# RAG-powered Assistant

## RAG-Powered Assistant for PDF or Text Search

### Project Goal:

Build a small app that answers questions from a document or a knowledge base using RAG (Retrieval-Augmented Generation).
The pipeline: embed → store → retrieve → generate.

### imports

In [6]:
from textwrap import wrap
import os
import numpy as np
import faiss
from sentence_transformers import SentenceTransformer
import fitz
from huggingface_hub import InferenceClient
import openai

## Load Environment Variables

In [7]:
from dotenv import load_dotenv
load_dotenv()
hf_api_key = os.getenv("HUGGINGFACE_API_KEY")

## Load PDF File

In [8]:
# the pdf (math chapter)
file = "./data/mathematical-concepts.pdf"

In [9]:
pdf_path = file
# Load the PDF file
doc = fitz.open(pdf_path)

text = ""
for page in doc:
    text += page.get_text()

print(f"Extracted {len(text)} characters from PDF.")

Extracted 20640 characters from PDF.


## Split Text into Chunks

In [10]:
chunk_size = 500 
chunks = wrap(text, chunk_size)
print(f"Document split into {len(chunks)} chunks.")

Document split into 42 chunks.


## Embeddings

In [11]:
embedding_model = SentenceTransformer("all-MiniLM-L6-v2")

embeddings = [embedding_model.encode(chunk) for chunk in chunks]
embeddings = np.array(embeddings, dtype="float32")

print(f"Generated embeddings with shape: {embeddings.shape}")

Generated embeddings with shape: (42, 384)


## Store Embeddings in FAISS

In [12]:
import faiss

embedding_dim = embeddings.shape[1]
index = faiss.IndexFlatL2(embedding_dim)
index.add(embeddings)

print("FAISS index created with", index.ntotal, "chunks.")

FAISS index created with 42 chunks.


## Retrieval function

In [13]:
def search(query, top_k=3):
    query_emb = embedding_model.encode(query)
    query_emb = np.array([query_emb], dtype="float32")
    distances, indices = index.search(query_emb, top_k)
    return [(chunks[i], distances[0][pos]) for pos, i in enumerate(indices[0])]

In [22]:
client = InferenceClient(api_key=hf_api_key)

def answer_question(query):
    # Retrieve context
    relevant_chunks = search(query, top_k=3)
    context = "\n".join([chunk for chunk, _ in relevant_chunks])

    prompt = f"""Use the following pieces of context to answer the question at the end.
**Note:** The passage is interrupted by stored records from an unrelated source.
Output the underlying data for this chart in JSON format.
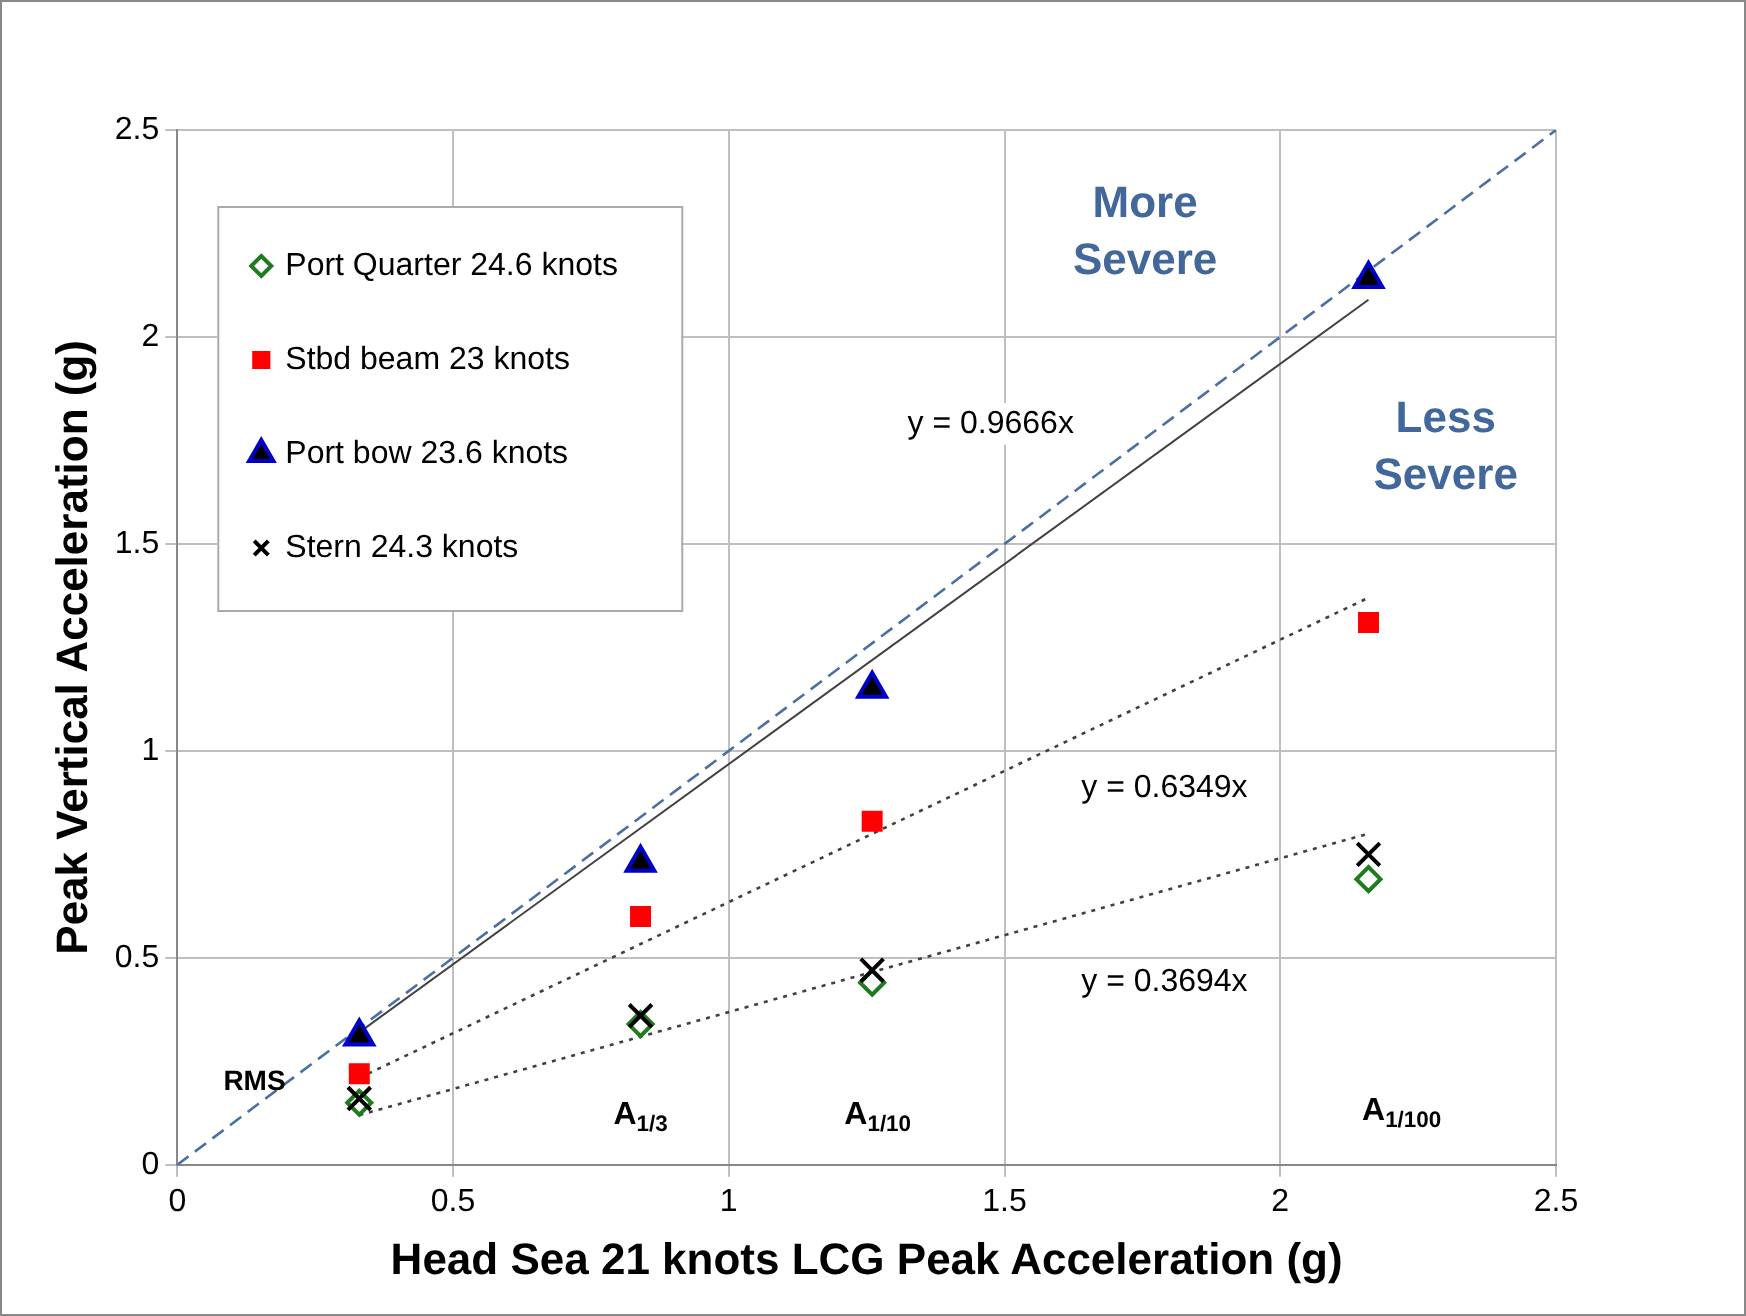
{
  "chart_data": {
    "type": "scatter",
    "xlabel": "Head Sea 21 knots LCG Peak Acceleration (g)",
    "ylabel": "Peak Vertical Acceleration (g)",
    "xlim": [
      0,
      2.5
    ],
    "xticks": [
      0,
      0.5,
      1,
      1.5,
      2,
      2.5
    ],
    "ylim": [
      0,
      2.5
    ],
    "yticks": [
      0,
      0.5,
      1,
      1.5,
      2,
      2.5
    ],
    "grid": true,
    "legend": "top left",
    "series": [
      {
        "name": "Port Quarter 24.6 knots",
        "color": "#1e7b1e",
        "marker": "diamond",
        "x": [
          0.33,
          0.84,
          1.26,
          2.16
        ],
        "values": [
          0.15,
          0.34,
          0.44,
          0.69
        ]
      },
      {
        "name": "Stbd beam 23 knots",
        "color": "#ff0000",
        "marker": "square",
        "x": [
          0.33,
          0.84,
          1.26,
          2.16
        ],
        "values": [
          0.22,
          0.6,
          0.83,
          1.31
        ]
      },
      {
        "name": "Port bow 23.6 knots",
        "color": "#0000cc",
        "marker": "triangle",
        "x": [
          0.33,
          0.84,
          1.26,
          2.16
        ],
        "values": [
          0.31,
          0.73,
          1.15,
          2.14
        ]
      },
      {
        "name": "Stern 24.3 knots",
        "color": "#000000",
        "marker": "cross",
        "x": [
          0.33,
          0.84,
          1.26,
          2.16
        ],
        "values": [
          0.16,
          0.36,
          0.47,
          0.75
        ]
      },
      {
        "type": "line",
        "color": "#4a6fa5",
        "line_style": "dashed",
        "marker": "none",
        "x": [
          0,
          2.5
        ],
        "values": [
          0,
          2.5
        ]
      },
      {
        "type": "line",
        "color": "#404040",
        "line_style": "solid",
        "marker": "none",
        "x": [
          0.33,
          2.16
        ],
        "values": [
          0.32,
          2.09
        ]
      },
      {
        "type": "line",
        "color": "#404040",
        "line_style": "dotted",
        "marker": "none",
        "x": [
          0.33,
          2.16
        ],
        "values": [
          0.21,
          1.37
        ]
      },
      {
        "type": "line",
        "color": "#404040",
        "line_style": "dotted",
        "marker": "none",
        "x": [
          0.33,
          2.16
        ],
        "values": [
          0.12,
          0.8
        ]
      }
    ],
    "annotations": [
      "More\nSevere",
      "Less\nSevere",
      "y = 0.9666x",
      "y = 0.6349x",
      "y = 0.3694x",
      "RMS",
      "A$_{1/3}$",
      "A$_{1/10}$",
      "A$_{1/100}$"
    ]
  }
}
Please follow the following rules:
                1. If you don't know the answer, don't try to make up an answer. Just say "I can't find the final answer but you may want to check the following links".
                2. If you find the answer, write the answer in a concise way with five sentences maximum.
                3. Use ONLY the following context to answer the question. If the answer is not contained in the context, respond with "I don't know."   

                {context}

                Question: {query}

                Helpful Answer:"""
    messages=[
            {"role": "system", "content": prompt},
            {"role": "user", "content": f"{query}"}
        ]

    # Call Hugging Face Inference API
    response = client.chat.completions.create(
        messages=messages,
        model="Qwen/Qwen3-4B-Instruct-2507",
        max_tokens=300,
        temperature=0.3
    )

    return response.choices[0].message.content

# Example
print(answer_question("What is a gradient"))

The gradient of a scalar function is a vector that points in the direction of the steepest increase of the function and indicates the rate of change of the function with respect to position. It is calculated as the vector of partial derivatives of the function with respect to each coordinate. For example, if 𝑓(𝑥,𝑦,𝑧) represents temperature, its gradient points in the direction of fastest temperature increase. In Cartesian coordinates, the gradient is expressed as ∇𝑓 = (∂𝑓/∂𝑥)î + (∂𝑓/∂𝑦)ĵ + (∂𝑓/∂𝑧)𝑘̂. The gradient is fundamental in vector calculus and applications such as electromagnetism and heat transfer.